Etrange Festival: Être cheval
Le pony-play est le jeu de domination entre un dresseur et un dressé, harnaché, métamorphosé et devant se comporter comme un cheval. Ils seraient plusieurs dizaines de milliers d’adeptes de cette pratique à travers le monde. Jérôme Clément-Wilz a suivi l’un d’eux : Karen, transgenre, 50 ans, professeur à la retraite, dans sa quête initiatique pour assouvir ses fantasmes.
LA (VRAIE) VIE AU RANCH
"Moi, je suis punk". C'est l'une des premières phrases de Être cheval, prononcé par la protagoniste du film, adepte du pony-play. Dans sa bouche ce n'est ni une provocation, ni une justification, c'est même l'inverse. Par cette phrase, le film nous prévient d'entrée: il est ici moins question de sexualité que d'état d'esprit, de philosophie. L'androgyne et queer Karen a beau avoir le dos bardé de cicatrices, entraperçues lors d'un plan fugace (et balayées d'un laconique et léger "Ça me vient de combats au couteau"), c'est son recul et son équilibre qui frappent avant tout. Karen a la tête sur les épaules, sait très bien ce qu'elle fait et pourquoi elle le fait. Être cheval n'est pas un freak show, ce n'est pas non plus un épisode de Striptease où l'on scruterait la folie quotidienne en plan rapproché. Le documentaire de Jérôme Clément-Wilz frappe au contraire par sa pudeur et son respect.
Les scènes de dressage n'y sont jamais choquantes, ou même drôles malgré elles. Car le pony-play n'est pas un fétichisme sexuel – il n'y a d'ailleurs même pas de rapport sexuel entre le dresseur et son dressé. Il y a certes un équipement lourd à porter, des œillères, des cordes qui servent au dressage, mais ce n'est pas du sado-masochisme pour autant. Le vrai SM, remarque Karen, ce serait plutôt la violence de nos vies quotidiennes urbaines. Le ranch de Floride où elle part faire son apprentissage apparaît au contraire comme une parenthèse enchantée, coupée du monde. Un lieu où peuvent s'exprimer les identités les plus alternatives. Une autre adepte du dressage se présente d'ailleurs spontanément à la caméra moins comme un homme ou une femme que comme une licorne - là encore, sans que cela paraisse drôle. C'est d'ailleurs moins l'effort physique régulier que le retour à la réalité qui est difficile: chaque séance se termine par un vertige pour Karen, qui sort de costume comme d'un rêve qu'on ne veut pas quitter.

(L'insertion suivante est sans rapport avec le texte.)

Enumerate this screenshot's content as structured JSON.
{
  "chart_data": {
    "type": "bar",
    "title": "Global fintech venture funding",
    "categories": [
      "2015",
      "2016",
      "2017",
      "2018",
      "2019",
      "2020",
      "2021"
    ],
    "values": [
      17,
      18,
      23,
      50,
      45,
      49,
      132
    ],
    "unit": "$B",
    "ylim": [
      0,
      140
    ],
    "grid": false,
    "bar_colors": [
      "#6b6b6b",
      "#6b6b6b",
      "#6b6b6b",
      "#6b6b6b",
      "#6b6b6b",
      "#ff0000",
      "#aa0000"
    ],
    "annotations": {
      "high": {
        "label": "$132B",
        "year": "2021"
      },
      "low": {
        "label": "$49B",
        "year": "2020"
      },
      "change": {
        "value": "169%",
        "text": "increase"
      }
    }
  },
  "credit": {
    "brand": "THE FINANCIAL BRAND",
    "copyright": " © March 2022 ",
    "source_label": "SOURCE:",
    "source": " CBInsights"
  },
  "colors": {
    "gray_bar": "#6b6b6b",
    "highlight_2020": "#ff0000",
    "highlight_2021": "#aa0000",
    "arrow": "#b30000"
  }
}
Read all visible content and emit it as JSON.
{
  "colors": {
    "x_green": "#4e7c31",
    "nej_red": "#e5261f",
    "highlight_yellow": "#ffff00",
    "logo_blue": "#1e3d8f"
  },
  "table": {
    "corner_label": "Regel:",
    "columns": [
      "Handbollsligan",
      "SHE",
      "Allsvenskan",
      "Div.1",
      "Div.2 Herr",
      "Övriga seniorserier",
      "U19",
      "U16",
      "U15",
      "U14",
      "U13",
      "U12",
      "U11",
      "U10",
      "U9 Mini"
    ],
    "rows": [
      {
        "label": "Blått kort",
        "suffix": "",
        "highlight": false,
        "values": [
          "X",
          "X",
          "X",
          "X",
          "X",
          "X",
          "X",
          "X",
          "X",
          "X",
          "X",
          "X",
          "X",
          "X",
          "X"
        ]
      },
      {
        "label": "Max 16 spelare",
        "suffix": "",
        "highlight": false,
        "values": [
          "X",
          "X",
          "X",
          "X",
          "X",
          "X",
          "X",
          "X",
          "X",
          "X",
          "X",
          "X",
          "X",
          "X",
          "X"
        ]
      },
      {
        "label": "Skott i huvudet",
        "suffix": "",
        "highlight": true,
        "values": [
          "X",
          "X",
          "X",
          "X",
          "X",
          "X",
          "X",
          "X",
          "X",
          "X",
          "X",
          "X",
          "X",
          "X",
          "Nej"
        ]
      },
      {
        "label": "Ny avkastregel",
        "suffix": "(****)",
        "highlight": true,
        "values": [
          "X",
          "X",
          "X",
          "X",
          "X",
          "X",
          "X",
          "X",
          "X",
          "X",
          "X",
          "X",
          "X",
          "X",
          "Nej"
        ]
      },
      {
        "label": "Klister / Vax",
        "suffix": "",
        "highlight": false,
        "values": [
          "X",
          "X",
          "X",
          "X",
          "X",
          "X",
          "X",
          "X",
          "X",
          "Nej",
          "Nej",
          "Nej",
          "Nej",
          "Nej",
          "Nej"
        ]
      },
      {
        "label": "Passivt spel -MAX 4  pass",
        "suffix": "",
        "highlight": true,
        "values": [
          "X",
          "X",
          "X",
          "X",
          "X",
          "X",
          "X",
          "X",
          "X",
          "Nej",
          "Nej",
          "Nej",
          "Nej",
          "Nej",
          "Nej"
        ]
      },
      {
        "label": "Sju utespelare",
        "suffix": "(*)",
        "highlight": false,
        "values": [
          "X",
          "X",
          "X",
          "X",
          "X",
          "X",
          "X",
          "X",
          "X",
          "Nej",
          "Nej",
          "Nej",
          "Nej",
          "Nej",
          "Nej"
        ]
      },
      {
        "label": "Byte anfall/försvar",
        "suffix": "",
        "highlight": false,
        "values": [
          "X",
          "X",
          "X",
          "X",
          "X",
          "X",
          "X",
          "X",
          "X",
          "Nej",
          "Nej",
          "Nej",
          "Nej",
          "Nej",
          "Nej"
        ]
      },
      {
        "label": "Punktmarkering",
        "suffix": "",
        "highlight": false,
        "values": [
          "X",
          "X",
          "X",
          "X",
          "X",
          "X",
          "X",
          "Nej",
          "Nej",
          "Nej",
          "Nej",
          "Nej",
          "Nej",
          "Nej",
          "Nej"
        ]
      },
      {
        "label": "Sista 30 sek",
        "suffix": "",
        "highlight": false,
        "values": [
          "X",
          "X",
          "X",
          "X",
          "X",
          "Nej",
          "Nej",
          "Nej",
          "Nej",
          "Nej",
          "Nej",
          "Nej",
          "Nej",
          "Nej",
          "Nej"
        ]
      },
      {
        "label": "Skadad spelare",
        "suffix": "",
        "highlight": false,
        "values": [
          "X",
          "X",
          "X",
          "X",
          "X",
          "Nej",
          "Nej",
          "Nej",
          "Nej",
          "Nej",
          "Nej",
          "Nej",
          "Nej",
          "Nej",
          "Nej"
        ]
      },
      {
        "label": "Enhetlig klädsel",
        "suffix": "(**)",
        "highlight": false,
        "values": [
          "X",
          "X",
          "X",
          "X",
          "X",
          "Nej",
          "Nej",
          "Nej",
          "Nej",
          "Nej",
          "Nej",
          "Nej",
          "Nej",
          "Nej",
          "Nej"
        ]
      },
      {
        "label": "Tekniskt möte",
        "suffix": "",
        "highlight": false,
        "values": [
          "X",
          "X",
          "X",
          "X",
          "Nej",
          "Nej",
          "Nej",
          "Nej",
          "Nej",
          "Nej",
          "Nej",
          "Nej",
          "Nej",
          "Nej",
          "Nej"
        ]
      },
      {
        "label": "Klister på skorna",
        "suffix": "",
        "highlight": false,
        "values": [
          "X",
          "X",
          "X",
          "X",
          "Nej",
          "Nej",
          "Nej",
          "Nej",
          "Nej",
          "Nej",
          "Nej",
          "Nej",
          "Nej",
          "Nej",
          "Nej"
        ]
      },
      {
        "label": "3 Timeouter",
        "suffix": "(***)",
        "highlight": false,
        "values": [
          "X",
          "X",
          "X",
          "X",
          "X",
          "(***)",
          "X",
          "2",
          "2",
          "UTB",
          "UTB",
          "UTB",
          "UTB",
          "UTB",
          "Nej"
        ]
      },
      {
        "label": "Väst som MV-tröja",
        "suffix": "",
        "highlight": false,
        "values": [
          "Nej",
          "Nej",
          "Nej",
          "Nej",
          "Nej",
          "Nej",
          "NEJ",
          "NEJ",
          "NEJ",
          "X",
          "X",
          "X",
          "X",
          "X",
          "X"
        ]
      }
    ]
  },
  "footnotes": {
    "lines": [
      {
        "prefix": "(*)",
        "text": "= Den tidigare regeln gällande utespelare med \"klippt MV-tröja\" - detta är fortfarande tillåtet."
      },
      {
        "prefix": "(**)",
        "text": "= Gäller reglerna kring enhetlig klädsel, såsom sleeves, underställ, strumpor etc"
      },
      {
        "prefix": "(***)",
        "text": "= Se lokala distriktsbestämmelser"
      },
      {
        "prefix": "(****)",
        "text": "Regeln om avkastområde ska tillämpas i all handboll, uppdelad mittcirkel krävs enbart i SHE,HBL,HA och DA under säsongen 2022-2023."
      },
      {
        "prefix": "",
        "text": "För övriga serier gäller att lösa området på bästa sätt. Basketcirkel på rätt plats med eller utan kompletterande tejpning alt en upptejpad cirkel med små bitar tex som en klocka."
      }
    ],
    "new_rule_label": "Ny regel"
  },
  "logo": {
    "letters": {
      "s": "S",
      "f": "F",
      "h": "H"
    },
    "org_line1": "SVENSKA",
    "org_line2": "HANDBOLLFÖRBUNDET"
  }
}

Malgré une forme brute, Être cheval parvient à toucher du doigt avec émotion ce qui paraît être les paradoxes du pony-play: la libération à travers la contrainte, les efforts pénibles mais volontaires et gratifiants, l'affirmation de soi à travers le port d'un costume. Tout ceci ne vous rappelle-t-il rien ? Les scènes de dressage témoignent de la naissance d'un profond rapport de confiance entre dresseur et dressé... finalement comme dans un sport d'équipe. "Je suis punk", nous prévenait le film. Il ne l'est pas seulement en montrant en quoi le pony-play n'a rien de choquant, que les motivations y sont finalement les mêmes que pour d'autres pratiques bien plus acceptées, il l'est surtout en nous renvoyant en reflet une image étroite et anxiogène de notre monde extérieur.